Yes, the problem still exist.

|---------------------------------|------
| scalar incoming arguments       |      |
|---------------------------------|      |  Previous frame
| RVV previous local variables && |      | <-----how to know this size or how to count count # of vectors?
| RVV incoming arguments          |------
|---------------------------------| - start of frame (fp)
| scalar callee-saved registers   |
|---------------------------------|
| scalar local variables          |
|---------------------------------|
| scalar outgoing arguments       |
|---------------------------------|
| RVV local variables &&          |
| RVV outgoing arguments          |
|---------------------------------| <- end of frame (sp)

My question is how to count the scalar incoming argument with this frame layout,
because scalar incoming arguments cross RVV previous local variables frame objects.
In the current frame(callee), we don't know the RVV previous local variables count.
So we can't get the real stack offset because callee not know the caller vector local variables size.

Hi @SuH,

My question is how to count the scalar incoming argument with this frame layout,
because scalar incoming arguments cross RVV previous local variables frame objects.
In the current frame(callee), we don't know the RVV previous local variables count.
So we can't get the real stack offset because callee not know the caller vector local variables size.

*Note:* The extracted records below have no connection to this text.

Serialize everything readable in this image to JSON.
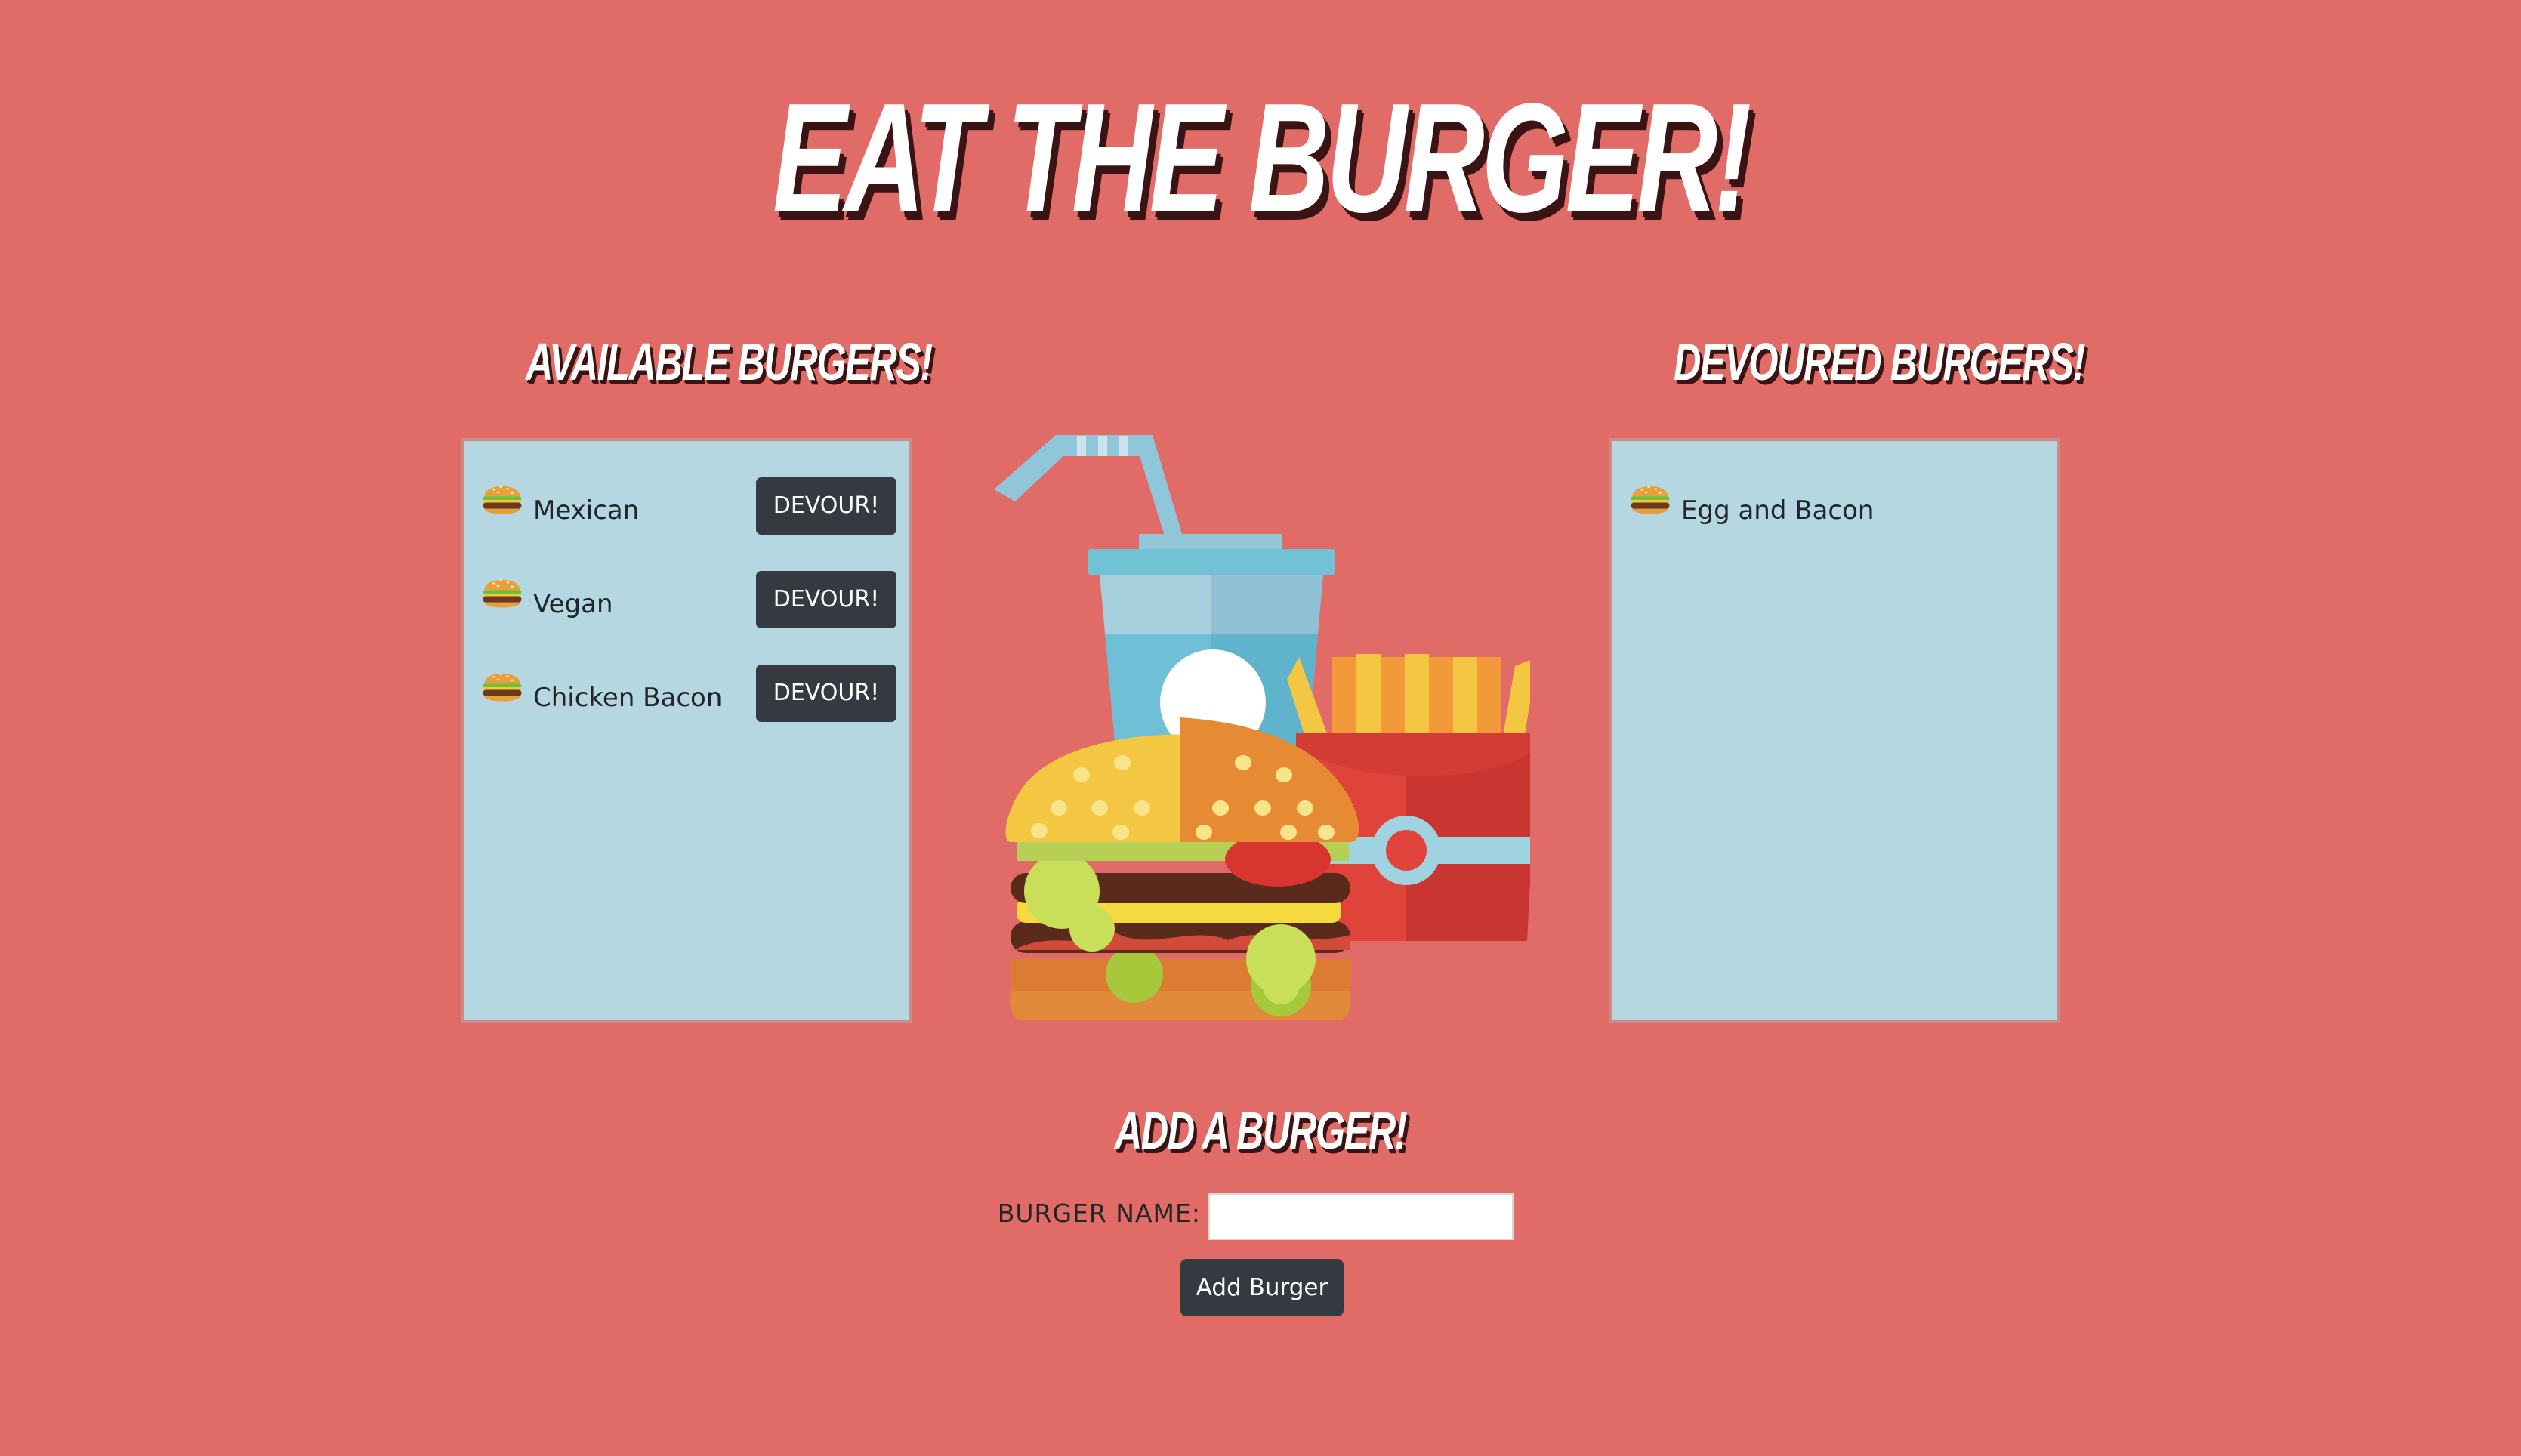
{
  "page": {
    "title": "Eat the Burger!",
    "background_color": "#e06b67"
  },
  "available": {
    "title": "Available Burgers!",
    "items": [
      {
        "name": "Mexican",
        "icon": "burger-icon",
        "button_label": "DEVOUR!"
      },
      {
        "name": "Vegan",
        "icon": "burger-icon",
        "button_label": "DEVOUR!"
      },
      {
        "name": "Chicken Bacon",
        "icon": "burger-icon",
        "button_label": "DEVOUR!"
      }
    ]
  },
  "devoured": {
    "title": "Devoured Burgers!",
    "items": [
      {
        "name": "Egg and Bacon",
        "icon": "burger-icon"
      }
    ]
  },
  "illustration": {
    "icon": "burger-drink-fries-illustration"
  },
  "add_form": {
    "title": "Add a Burger!",
    "label": "BURGER NAME:",
    "input_value": "",
    "input_placeholder": "",
    "submit_label": "Add Burger"
  },
  "colors": {
    "panel": "#b4d7e2",
    "button": "#343a40",
    "title_text": "#ffffff",
    "title_shadow": "#3a1414"
  }
}
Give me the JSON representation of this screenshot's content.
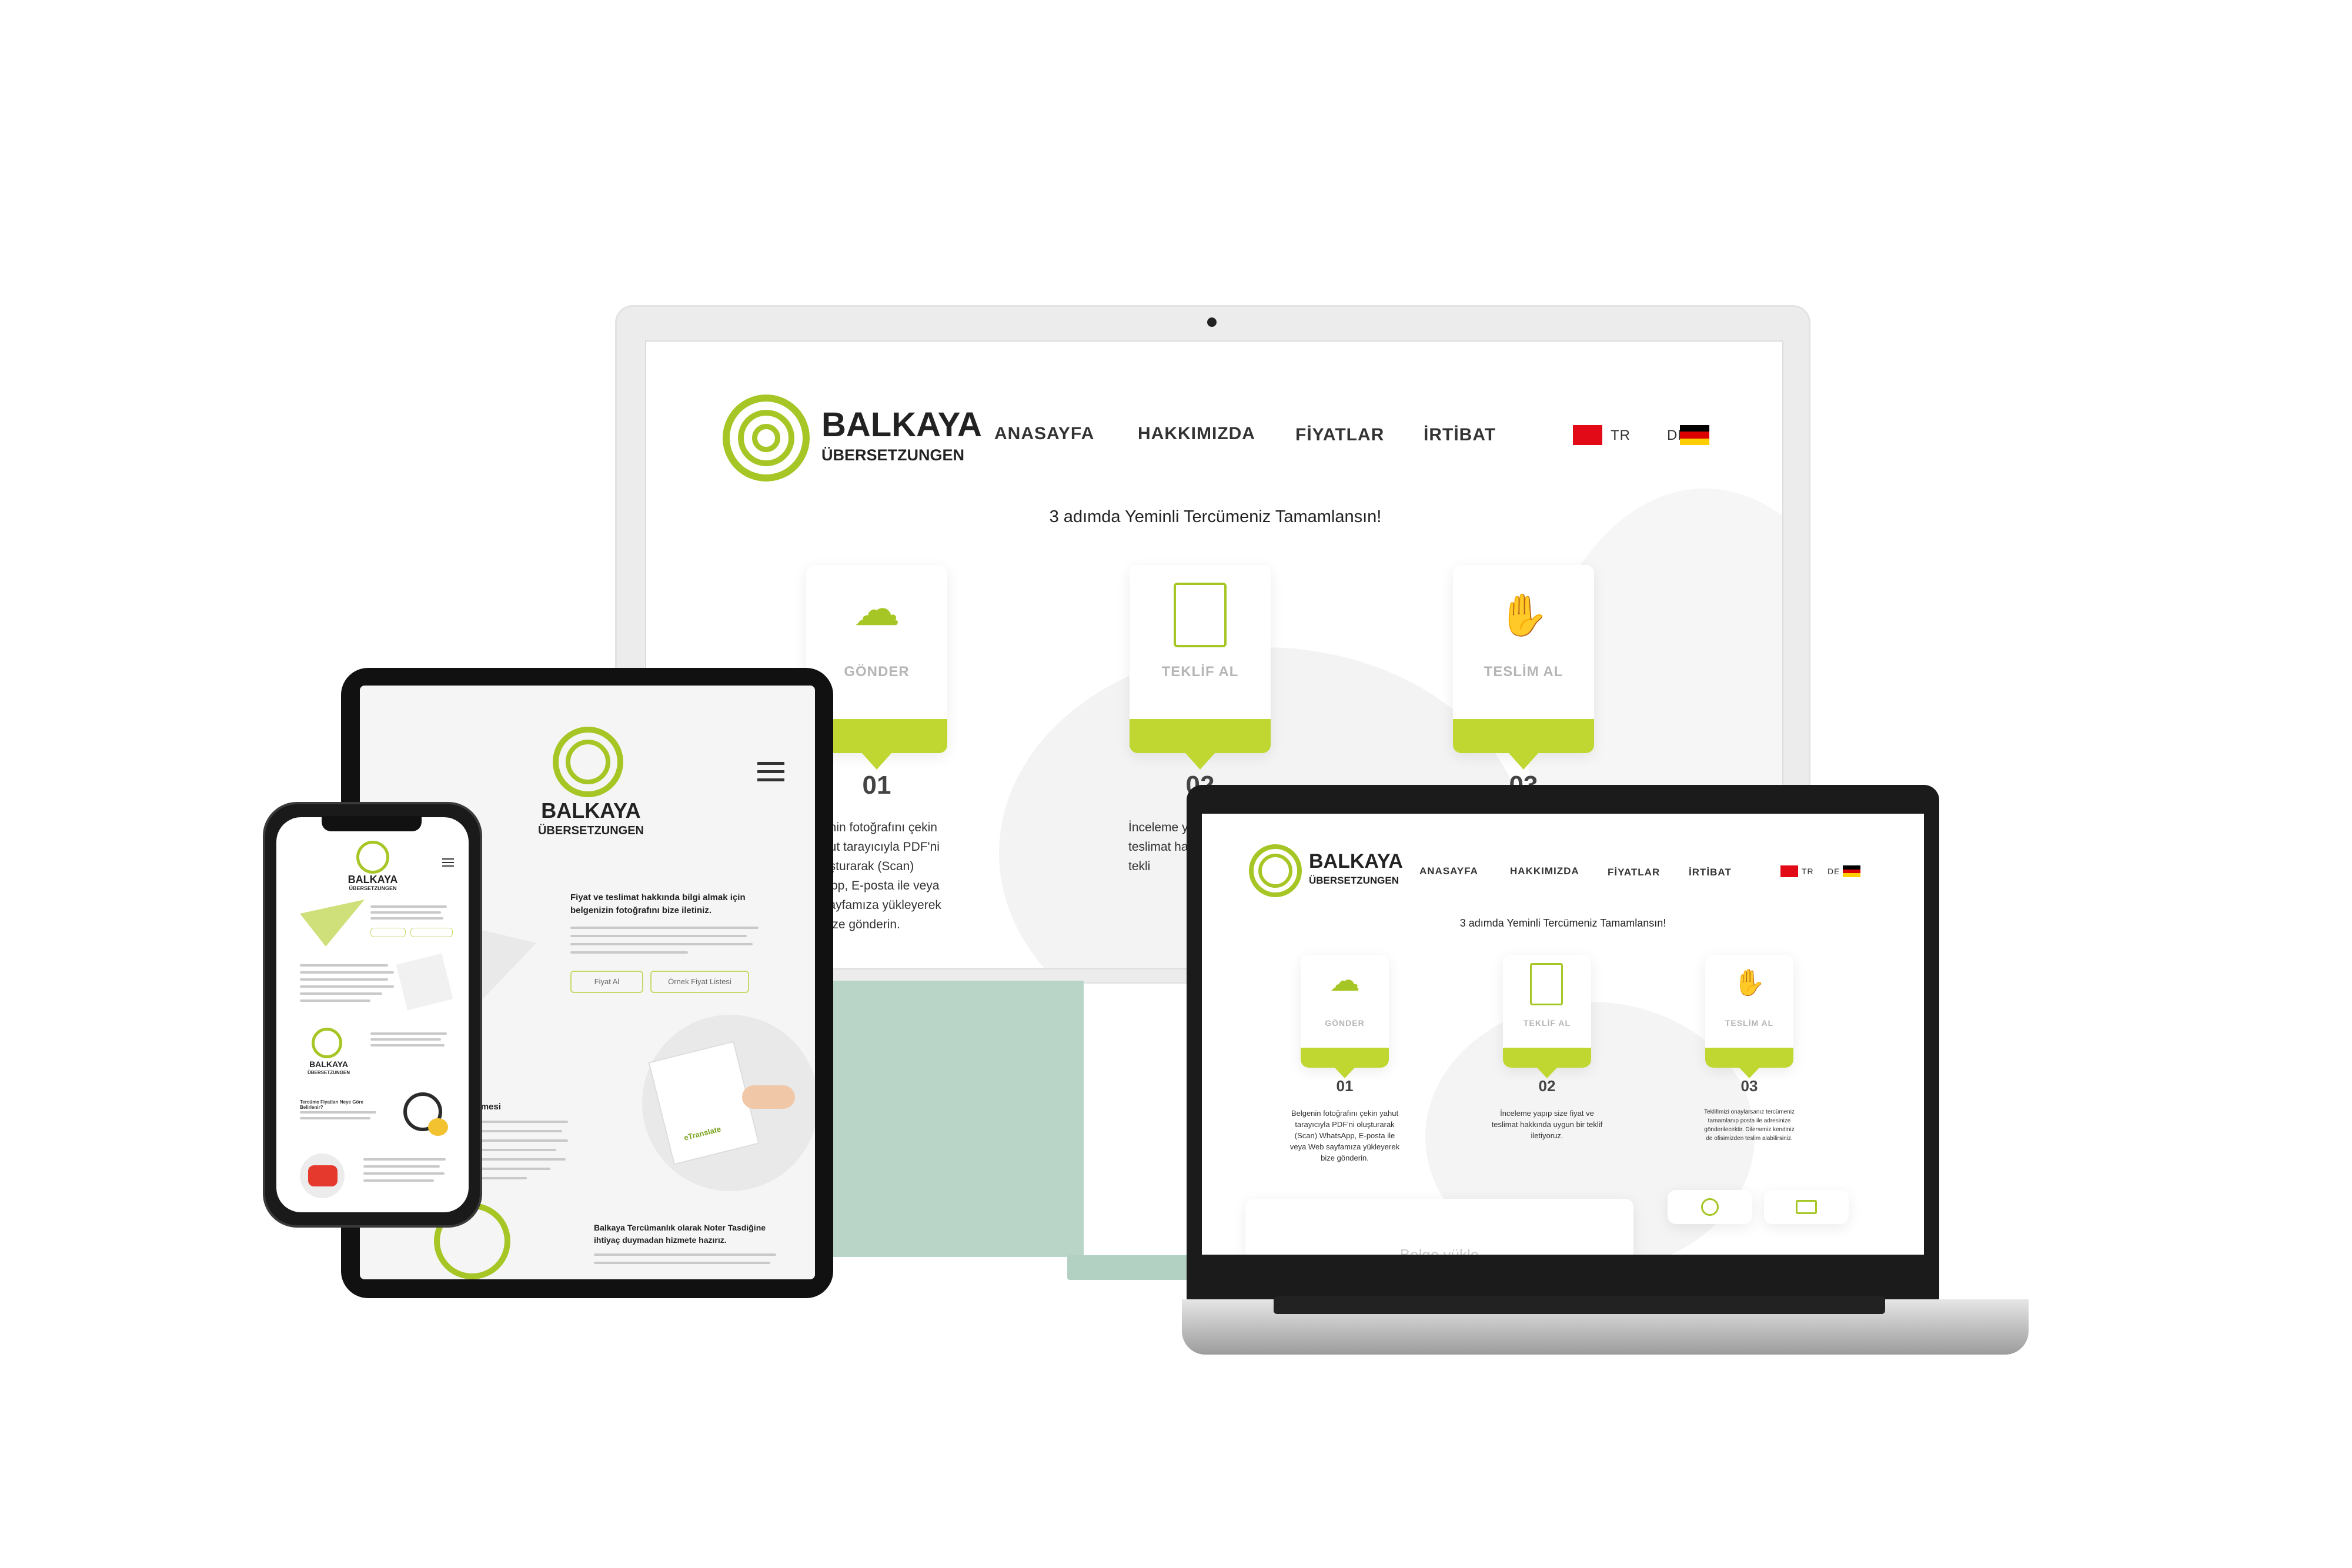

My understanding is that the FrameIndexes associated to the RVV incoming arguments will have positive offsets in the MachineFrameInfo before we start emitting the frame layout (local variables should have negative offsets). FrameIndexes for RVV objects should have a different StackID too.

That said, I might be mixing things here so if you have an example showing the issue, this would help a lot.